С этими словами Эмилий Скавр отошел от хозяина трактира и направился прямо к Ювентине.

Он подошел к ней с легкой приветливой улыбкой и даже учтиво наклонил голову, прежде чем произнес первые слова.

— Я приношу свои извинения, прекрасная незнакомка, за свою бесцеремонность, но мне по долгу службы приходится быть не в меру общительным и даже назойливым. Как тебе должно быть известно, в Кампании идет настоящая война, а я выполняю здесь ответственное задание. Не соблаговолишь ли ты ответить на несколько моих вопросов?

Ювентина быстро справилась с охватившим ее волнением и улыбнулась в ответ очаровательной улыбкой.

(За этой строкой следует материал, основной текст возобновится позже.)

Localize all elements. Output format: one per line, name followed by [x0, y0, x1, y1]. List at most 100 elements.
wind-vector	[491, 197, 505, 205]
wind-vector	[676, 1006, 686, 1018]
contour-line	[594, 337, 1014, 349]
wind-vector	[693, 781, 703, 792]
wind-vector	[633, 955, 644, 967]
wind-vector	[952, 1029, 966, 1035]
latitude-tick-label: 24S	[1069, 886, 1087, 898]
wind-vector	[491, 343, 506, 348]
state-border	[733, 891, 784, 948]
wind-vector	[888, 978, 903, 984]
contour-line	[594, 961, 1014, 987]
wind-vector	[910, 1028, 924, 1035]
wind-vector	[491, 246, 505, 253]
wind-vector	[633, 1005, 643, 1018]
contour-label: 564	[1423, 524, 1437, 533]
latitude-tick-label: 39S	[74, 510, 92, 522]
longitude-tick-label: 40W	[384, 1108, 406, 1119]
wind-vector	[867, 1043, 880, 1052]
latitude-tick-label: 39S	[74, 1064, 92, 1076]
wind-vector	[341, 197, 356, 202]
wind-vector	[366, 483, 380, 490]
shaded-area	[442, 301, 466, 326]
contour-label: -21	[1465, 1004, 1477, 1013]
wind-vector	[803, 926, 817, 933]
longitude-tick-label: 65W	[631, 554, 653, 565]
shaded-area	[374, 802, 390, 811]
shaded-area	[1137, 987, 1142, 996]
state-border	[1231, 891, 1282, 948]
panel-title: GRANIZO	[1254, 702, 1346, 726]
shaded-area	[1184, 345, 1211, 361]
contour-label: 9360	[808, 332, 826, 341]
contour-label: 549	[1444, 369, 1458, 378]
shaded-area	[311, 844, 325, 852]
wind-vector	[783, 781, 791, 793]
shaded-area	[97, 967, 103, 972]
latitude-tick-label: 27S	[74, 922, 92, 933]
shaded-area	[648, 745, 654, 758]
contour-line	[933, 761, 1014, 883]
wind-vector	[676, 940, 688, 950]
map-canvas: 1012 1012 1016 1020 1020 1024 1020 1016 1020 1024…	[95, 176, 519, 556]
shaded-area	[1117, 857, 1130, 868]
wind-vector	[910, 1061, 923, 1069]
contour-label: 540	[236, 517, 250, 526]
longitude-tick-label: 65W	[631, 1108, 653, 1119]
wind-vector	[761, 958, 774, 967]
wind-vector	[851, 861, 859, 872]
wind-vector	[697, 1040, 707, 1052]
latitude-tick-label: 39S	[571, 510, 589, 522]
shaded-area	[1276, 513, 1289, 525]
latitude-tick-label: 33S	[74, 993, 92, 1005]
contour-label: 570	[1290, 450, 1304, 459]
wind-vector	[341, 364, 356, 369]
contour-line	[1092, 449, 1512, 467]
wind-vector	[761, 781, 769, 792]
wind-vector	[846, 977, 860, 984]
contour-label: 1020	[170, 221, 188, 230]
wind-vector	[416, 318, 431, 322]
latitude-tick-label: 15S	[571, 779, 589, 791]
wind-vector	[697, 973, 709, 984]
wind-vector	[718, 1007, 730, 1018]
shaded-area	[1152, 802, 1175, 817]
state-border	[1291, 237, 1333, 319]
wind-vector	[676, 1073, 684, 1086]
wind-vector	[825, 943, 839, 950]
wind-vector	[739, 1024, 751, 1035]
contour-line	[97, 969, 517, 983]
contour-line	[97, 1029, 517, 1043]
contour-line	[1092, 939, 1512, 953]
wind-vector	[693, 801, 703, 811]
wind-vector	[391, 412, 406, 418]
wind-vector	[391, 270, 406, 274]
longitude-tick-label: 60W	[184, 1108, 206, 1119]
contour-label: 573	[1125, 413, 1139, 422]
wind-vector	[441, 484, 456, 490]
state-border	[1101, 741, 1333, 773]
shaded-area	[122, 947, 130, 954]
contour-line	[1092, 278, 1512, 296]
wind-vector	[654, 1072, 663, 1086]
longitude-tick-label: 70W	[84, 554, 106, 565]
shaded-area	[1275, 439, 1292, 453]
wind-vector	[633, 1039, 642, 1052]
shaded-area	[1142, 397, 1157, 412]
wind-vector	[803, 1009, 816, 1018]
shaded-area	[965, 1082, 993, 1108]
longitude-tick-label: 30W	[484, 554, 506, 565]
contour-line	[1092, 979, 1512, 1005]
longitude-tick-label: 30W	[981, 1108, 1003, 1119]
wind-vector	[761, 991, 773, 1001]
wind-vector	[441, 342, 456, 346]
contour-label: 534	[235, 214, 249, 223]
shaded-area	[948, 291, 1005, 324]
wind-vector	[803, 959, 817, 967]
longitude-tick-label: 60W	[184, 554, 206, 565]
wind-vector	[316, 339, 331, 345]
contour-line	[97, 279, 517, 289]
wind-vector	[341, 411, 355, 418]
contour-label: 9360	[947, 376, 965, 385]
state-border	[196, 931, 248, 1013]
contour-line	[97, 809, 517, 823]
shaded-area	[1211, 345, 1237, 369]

— О, я очень хорошо понимаю тебя и готова ответить на любые твои вопросы, — нежным голосом сказала она. — К тому же я только что нечаянно услышала твое имя. Для безвестной женщины высокая честь побеседовать с сыном одного из самых выдающихся государственных деятелей Рима.

— У тебя чистый латинский выговор, — польщенный ее словами, улыбнулся Скавр. — Не ошибусь, если скажу, что ты родом из Лация.

— Ты угадал… Я родилась в деревне, неподалеку от Ариции.

— Как тебя зовут?

— Веттия мое имя… Если тебя интересует, замужем ли я, то да, я замужем. Мой муж — судовладелец из Брундизия. Он грек. Его имя Артемидор Лафирон…

— Но как твой муж мог отпустить тебя в путешествие… одну, с ненадежной охраной? — покачал головой Скавр, откровенно ею любуясь. — Разве ему было неизвестно, что сейчас творится в Кампании?

— Он уже много дней в далеком плавании, а мне срочно понадобилось побывать в Неаполе у своей любимой сестры, — Ювентина скорбно вздохнула и добавила: — Я узнала, что она серьезно заболела, бедняжка, и решила ее навестить.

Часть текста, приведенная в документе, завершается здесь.